After a fork, why is Bitcoin more valuable compared to Bitcoin Cash (BCH)? We assume if Facebook were also an open-source project, it could "fork" and replicate the value of its 2.6 billion users and 50,000 employees. The value of this cloned Facebook comes from the network effect of the original Facebook, not from the existence of the copied version itself.

In addition to refuting common misconceptions about Bitcoin, Ark Investment Management also addresses accusations such as "Bitcoin being commonly used for illegal activities" and "wasteful energy consumption."

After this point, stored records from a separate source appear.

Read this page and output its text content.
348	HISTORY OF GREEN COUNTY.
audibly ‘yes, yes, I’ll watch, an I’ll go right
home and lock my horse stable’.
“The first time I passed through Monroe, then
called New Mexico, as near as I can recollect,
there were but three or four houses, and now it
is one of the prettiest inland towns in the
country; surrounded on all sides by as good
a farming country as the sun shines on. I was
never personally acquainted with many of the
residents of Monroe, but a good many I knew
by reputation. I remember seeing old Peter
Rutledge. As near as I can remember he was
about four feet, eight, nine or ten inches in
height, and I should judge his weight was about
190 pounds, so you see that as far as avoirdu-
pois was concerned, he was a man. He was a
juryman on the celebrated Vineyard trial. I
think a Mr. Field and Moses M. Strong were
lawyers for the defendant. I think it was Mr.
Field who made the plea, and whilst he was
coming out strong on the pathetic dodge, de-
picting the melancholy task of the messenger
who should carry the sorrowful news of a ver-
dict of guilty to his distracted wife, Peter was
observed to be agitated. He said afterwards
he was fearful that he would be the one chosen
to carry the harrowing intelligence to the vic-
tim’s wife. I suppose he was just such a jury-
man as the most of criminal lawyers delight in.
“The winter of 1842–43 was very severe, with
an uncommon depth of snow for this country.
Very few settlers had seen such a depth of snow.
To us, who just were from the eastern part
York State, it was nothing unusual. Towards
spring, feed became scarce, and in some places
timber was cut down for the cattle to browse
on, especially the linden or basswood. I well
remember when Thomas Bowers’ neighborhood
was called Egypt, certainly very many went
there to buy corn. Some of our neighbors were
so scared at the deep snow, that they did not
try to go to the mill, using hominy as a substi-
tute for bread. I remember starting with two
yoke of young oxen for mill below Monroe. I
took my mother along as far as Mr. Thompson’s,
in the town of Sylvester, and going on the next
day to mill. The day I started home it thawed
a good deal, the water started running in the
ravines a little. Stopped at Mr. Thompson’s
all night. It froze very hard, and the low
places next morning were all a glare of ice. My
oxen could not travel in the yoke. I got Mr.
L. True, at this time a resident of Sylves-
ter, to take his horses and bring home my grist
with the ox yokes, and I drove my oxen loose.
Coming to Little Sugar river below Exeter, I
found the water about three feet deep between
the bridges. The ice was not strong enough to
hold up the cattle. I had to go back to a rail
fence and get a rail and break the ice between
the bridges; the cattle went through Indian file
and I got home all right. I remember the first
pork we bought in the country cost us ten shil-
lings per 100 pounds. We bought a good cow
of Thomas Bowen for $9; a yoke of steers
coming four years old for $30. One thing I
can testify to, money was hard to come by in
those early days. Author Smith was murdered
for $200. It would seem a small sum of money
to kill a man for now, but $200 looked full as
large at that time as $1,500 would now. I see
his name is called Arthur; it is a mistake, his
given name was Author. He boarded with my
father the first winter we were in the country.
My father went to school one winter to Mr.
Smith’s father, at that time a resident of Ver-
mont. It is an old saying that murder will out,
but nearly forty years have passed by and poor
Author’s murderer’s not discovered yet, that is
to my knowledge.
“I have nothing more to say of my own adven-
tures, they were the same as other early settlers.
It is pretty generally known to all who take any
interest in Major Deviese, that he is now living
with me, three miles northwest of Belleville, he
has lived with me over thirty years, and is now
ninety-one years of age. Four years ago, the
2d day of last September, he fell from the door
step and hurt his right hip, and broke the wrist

Ark mentions Bitcoin's neutrality, allowing anyone to transact. While this stance does not distinguish criminals, its publicly transparent ledger allows scrutiny of all suspicious activities. Furthermore, other inventions like the telephone, automobile, and internet are no less effective in facilitating criminal activities compared to Bitcoin.

Proportion of Virtual Currency vs. USD in Illegal Activities (Source: Ark)

Furthermore, many critics argue that Bitcoin's computational efficiency is low and cannot scale, but Ark points out the opposite, believing that Bitcoin's impact on the environment is minimal. Various renewable energy sources, especially hydroelectric power, play a significant role in Bitcoin's energy structure. Ark cites Nic Carter, the founder of research institution Coin Metrics, stating:

In the pursuit of the cheapest power, miners will continue to flock to regions offering abundant renewable resources, releasing stranded energy assets and seeking power demands below the current production cost. From a climate perspective, Bitcoin mining will have a positive impact.

Ark Investment Management's report is evidently a response to Goldman Sachs' previous dismissal of Bitcoin. Ark believes that Bitcoin's complexity should not deter financial institutions from conducting in-depth analysis and hopes this research will stimulate discussions in the institutional investment community. As the Bitcoin network matures, Ark also believes that Bitcoin will solidify its position as an emerging asset and prompt financial institutions to take Bitcoin more seriously in the future.